Une première dans le monde de la coopération viticole

L’aventure héraultaise de la Cave de Sancerre débutera dès la semaine prochaine. Cette opération de croissance externe est une première du genre, jamais une coopérative n’avait tenté l’aventure hors de sa région d’implantation. Pourtant du point de vue de Vincent Creton, l’opération a été « d’une logique implacable. Dans la mesure où le foncier dans les appellations du Centre-Loire, en particulier pour Sancerre, est l’objet d’une spéculation et de phénomènes d’accaparements, il est apparu logique que pour structurer la croissance de la cave coopérative, il fallait investir ailleurs… »

Du côté du Petit Roubié, la famille Azan, à l’heure de la retraite, cherchait un repreneur qui préserve l’intégrité du Domaine. Il aurait en effet été désagréable de le voir démantelé après lui avoir conféré une belle notoriété. La reprise se fera donc en étroite collaboration, Olivier Azan accompagnera la Cave de Sancerre pendant encore dix-huit mois, le temps d’un tuilage. Vincent Creton assurera, quant à lui, la direction générale du Domaine de Petit Roubié, celui-ci conservera en effet son autonomie de fonctionnement, tant sur la production que sur le développement commercial.

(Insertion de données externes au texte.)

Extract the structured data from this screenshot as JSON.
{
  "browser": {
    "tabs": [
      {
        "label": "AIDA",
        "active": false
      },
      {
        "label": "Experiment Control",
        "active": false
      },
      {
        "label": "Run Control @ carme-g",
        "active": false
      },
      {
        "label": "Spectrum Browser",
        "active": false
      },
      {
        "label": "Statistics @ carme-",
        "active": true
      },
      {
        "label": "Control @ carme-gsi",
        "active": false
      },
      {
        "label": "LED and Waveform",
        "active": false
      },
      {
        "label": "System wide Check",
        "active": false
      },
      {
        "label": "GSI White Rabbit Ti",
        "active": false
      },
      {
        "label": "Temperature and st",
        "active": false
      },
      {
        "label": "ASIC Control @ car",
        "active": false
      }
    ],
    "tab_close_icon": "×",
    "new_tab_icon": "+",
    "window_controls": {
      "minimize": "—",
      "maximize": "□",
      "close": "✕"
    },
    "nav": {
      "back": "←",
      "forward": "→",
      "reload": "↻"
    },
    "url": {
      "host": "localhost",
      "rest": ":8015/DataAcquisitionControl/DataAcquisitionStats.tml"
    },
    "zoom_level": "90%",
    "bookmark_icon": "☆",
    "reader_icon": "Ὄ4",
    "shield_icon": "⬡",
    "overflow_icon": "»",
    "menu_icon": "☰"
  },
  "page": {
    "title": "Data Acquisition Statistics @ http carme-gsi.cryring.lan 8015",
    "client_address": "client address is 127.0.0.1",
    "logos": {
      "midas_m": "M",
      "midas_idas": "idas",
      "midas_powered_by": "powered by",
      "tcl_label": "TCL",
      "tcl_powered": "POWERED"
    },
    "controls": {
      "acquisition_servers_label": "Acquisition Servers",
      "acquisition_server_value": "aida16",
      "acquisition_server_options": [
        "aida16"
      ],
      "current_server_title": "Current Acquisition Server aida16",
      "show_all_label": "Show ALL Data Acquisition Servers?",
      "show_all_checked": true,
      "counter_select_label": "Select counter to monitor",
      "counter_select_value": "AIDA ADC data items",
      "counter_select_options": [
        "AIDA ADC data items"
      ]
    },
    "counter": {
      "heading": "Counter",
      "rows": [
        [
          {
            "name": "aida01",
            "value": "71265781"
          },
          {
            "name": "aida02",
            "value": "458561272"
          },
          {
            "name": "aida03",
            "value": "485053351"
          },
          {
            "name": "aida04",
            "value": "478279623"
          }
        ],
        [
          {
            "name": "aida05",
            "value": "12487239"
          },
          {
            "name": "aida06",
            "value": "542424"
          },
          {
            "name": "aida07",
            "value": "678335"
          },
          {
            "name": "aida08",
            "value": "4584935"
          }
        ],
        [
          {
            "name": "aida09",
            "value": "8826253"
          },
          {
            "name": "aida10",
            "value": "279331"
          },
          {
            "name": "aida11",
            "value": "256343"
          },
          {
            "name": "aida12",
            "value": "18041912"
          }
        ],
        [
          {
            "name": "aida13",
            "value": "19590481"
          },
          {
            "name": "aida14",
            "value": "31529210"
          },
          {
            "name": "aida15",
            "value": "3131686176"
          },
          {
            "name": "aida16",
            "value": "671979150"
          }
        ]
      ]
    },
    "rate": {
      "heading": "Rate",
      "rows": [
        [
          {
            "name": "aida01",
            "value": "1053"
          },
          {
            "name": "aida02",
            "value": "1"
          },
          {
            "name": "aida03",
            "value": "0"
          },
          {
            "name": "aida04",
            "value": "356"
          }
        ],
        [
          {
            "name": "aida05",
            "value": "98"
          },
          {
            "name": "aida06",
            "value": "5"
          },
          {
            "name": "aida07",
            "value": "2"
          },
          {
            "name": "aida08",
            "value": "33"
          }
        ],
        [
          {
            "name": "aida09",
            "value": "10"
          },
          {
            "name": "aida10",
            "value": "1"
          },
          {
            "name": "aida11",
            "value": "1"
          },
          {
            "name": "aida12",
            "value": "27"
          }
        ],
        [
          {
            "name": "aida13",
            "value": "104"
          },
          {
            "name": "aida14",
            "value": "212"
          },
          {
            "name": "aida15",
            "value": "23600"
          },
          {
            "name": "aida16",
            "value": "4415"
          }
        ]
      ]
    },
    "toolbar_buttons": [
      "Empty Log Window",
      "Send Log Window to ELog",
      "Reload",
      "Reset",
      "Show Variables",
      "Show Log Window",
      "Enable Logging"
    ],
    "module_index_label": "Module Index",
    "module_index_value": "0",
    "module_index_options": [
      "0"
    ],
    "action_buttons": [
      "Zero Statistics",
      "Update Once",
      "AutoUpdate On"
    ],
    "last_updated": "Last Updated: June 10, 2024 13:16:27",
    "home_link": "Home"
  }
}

In fine, « avec le rachat du Domaine de Petit Roubié, la Cave de Sancerre affirme son ambition sur le marché des vins blancs en s’engageant dans une stratégie de diversification absolument inédite pour une structure comme la nôtre. Mais il s’agit d’une opération calculée : le Domaine de Petit Roubié est un Domaine aux finances saines et dynamique au niveau commercial. Qui plus est, il est positionné sur des marchés que nous maîtrisons bien, en France comme à l’export » rassure Frédéric Champault, président de la cave de Sancerre. Et le potentiel commercial de la Cave de Sancerre passera de 1.7 millions de bouteilles par an, à plus de 2.2 millions…

Quatre questions à Vincent Creton, directeur de la cave

Géographiquement vous sortez de votre zone de confort, y a-t-il un vertige d’être une cave coopérative pionnière dans cette démarche ?

Pas de vertige mais surtout des interrogations. Nous avons structuré le projet pour qu’il soit viable et surtout pour qu’il s’autofinance, il ne s’agit pas d’un sauvetage d’entreprise. Nous nous sommes entourés de professionnels, la BPI a aussi soutenu le projet de manière significative ce qui nous a conforté dans notre décision. Aujourd’hui, nous avons plus d’excitations que de crainte.

Comment les adhérents ont-ils perçu le projet ? Avez-vous eu du mal à les convaincre ?

Le projet a été dévoilé pour la première fois en conseil d’administration il y a plus de deux ans. L’idée c’était d’aller voir ailleurs plutôt que de s’entêter sur une même région où le potentiel de développement est vraiment réduit. De surcroit, si nous nous portons acquéreurs de vignes à Sancerre, nous serions potentiellement en concurrence avec nos adhérents (28 % des vignerons de Sancerre adhérent à la cave coopérative, ndlr). Ça n’a donc pas beaucoup de sens pour nous. Le projet a été bien perçu et, à mesure que nous avancions, nous faisions des points réguliers avec le conseil d’administration qui a été si impliqué que le rachat du Domaine de Petit Roubié a été voté à l’unanimité.

La coopérative est devenue investisseur, comment percevez-vous cette évolution ?

La structure coopérative ne doit pas nous freiner. Bien sûr, c’est aux adhérents que nous rendons des comptes, mais le but est de mener des projets rentables et d’accompagner leur développement comme n’importe quelle autre entreprise privée le ferait. Dans cette perspective, nous structurons notre positionnement dans notre spécialité, les vins blancs secs de qualités. De Sancerre, Picpoul de Pinet paraît loin, mais du point de vue de nos clients, disséminés dans le monde, ce sont deux appellations françaises.

Pour finir, avez-vous identifié des synergies entre les deux structures ?

Pour les achats de matières sèches, bouchons, étiquettes, bouteilles, la réponse est évidente. Pour le reste nous attendons de découvrir. Héléna Berneau, notre œnologue, va travailler en étroite collaboration avec l’équipe sur place et nous bénéficierons sans doute de leur expertise sur le bio. Les deux entités fonctionnent bien, nous ferons donc les ajustements qui s’imposent au fur et à mesure.